The paper was founded in 1898 by Guillaume Chéraquit originally under the name Le Matin, to become Le Nouvelliste 15 months later. Printing was entrusted to Chéraquit's friend Henri Chauvet. Today, Le Nouvelliste is Haiti's oldest and largest daily newspaper.

The first issue of Le Nouvelliste was published on 1 August 1899. It consisted of four pages and three columns. Its subtitle read: Journal Quotidien, Commercial, Agricole, Littéraire et d’Annonces (fr. Daily Newspaper, Commerce, Agriculture, Literature, and Advertisements). In the opening article, the editorial team pledged to deliver information without adding commentary. By December 1899, illustrations began to appear in the paper. After its first decade, the newspaper had a circulation of 18,000 copies and approximately 50,000 readers.
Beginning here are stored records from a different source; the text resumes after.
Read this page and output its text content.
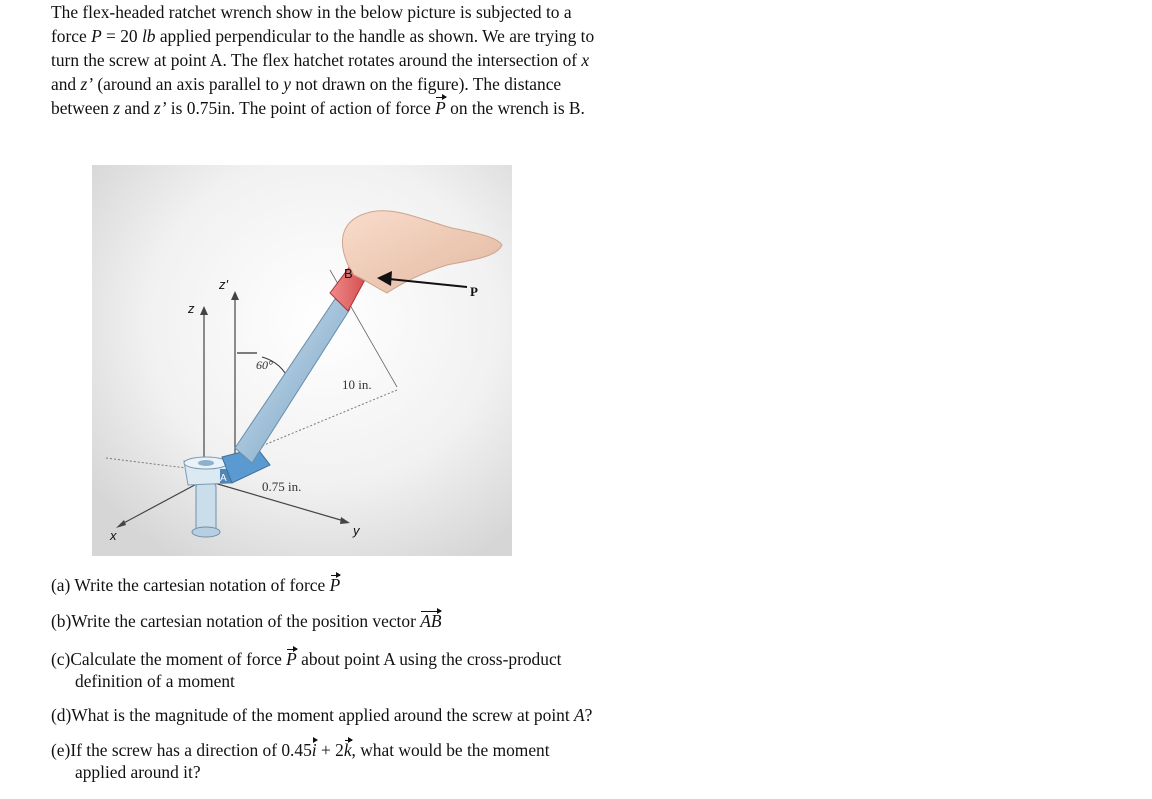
The flex-headed ratchet wrench show in the below picture is subjected to a

force P = 20 lb applied perpendicular to the handle as shown. We are trying to

turn the screw at point A. The flex hatchet rotates around the intersection of x

and z’ (around an axis parallel to y not drawn on the figure). The distance

between z and z’ is 0.75in. The point of action of force P on the wrench is B.

B
P
z
z'
60°
10 in.
0.75 in.
A
x	y
(a) Write the cartesian notation of force P
(b)Write the cartesian notation of the position vector AB
(c)Calculate the moment of force P about point A using the cross-product
definition of a moment
(d)What is the magnitude of the moment applied around the screw at point A?
(e)If the screw has a direction of 0.45i + 2k, what would be the moment
applied around it?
Le Nouvelliste gained a reputation as a reliable and independent source of information. It covers topics such as politics, economics, culture, education, and sports. In addition to providing news, the publication serves as a platform for public debate and intellectual exchange, fostering the country's development. Its commitment to editorial independence has often come at a cost, including persecution, censorship, and acts of violence against its journalists.

In April 2024, Le Nouvelliste announced that unidentified individuals had vandalized its premises in downtown Port-au-Prince. Max Chauvet, the newspaper owner, announced that there would be no print publication for a while, and that Le Nouvelliste would only be available online.